Last week the District of Columbia’s Board of Elections and Ethics (BOEE) rejected, for the third time, a request by five D.C. citizens to put the issue of same-sex marriage to a popular vote.
If the Board’s decision is upheld by the D.C. Superior Court and appeals fail, only the U.S. Congress will be able to ensure that a vote occurs before the same-sex marriage law approved by the D.C. Council takes effect early next month. Advocates of the traditional definition of marriage, represented by the public interest law firm Alliance Defense Fund, immediately filed an appeal of the BOEE ruling last Friday, and they are seeking an expedited ruling on the public’s right to vote under the D.C. Charter.
Now it appears that a solid majority of D.C. citizens, including a sizable number of supporters of same-sex marriage, favor allowing the people of the District of vote on the issue. In a poll conducted by The Washington Post published on Sunday, 59% of D.C. adults said that they favor allowing the people of the city to vote on the issue. This despite the fact that, according to the poll, 56% of D.C. residents favor same-sex marriage and only 35% are opposed. There is also a racial split among D.C. adults. Eighty-three percent of D.C.’s white residents favor same-sex marriage, while only 37% of black D.C. residents do. The poll had a sample size of 1,135 and a margin of error of plus or minus three percent.

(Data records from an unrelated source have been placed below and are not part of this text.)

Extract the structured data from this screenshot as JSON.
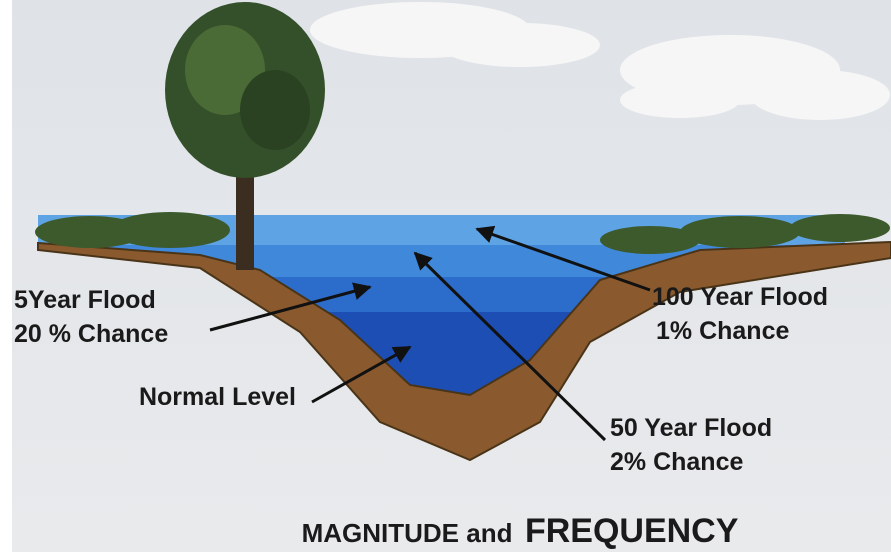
{
  "labels": {
    "five_year": {
      "name": "5Year Flood",
      "chance": "20 % Chance"
    },
    "normal": "Normal Level",
    "hundred_year": {
      "name": "100 Year Flood",
      "chance": "1% Chance"
    },
    "fifty_year": {
      "name": "50 Year Flood",
      "chance": "2% Chance"
    }
  },
  "title": {
    "lead": "MAGNITUDE and",
    "emphasis": "FREQUENCY"
  }
}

Adding to the pressure for a vote is new legislation introduced in the U.S. House of Representatives by Rep. Jason Chaffetz (R-UT) and the U.S. Senate by Robert Bennett (R-UT), which would disallow implementation of the same-sex marriage law until the people of D.C. have had a change to vote on the measure. Thirty-one other U.S. jurisdictions have exercised that option and rejected same-sex marriage at the ballot box. Residents of the nation’s capital should enjoy that same option, regardless of the outcome on Election Day.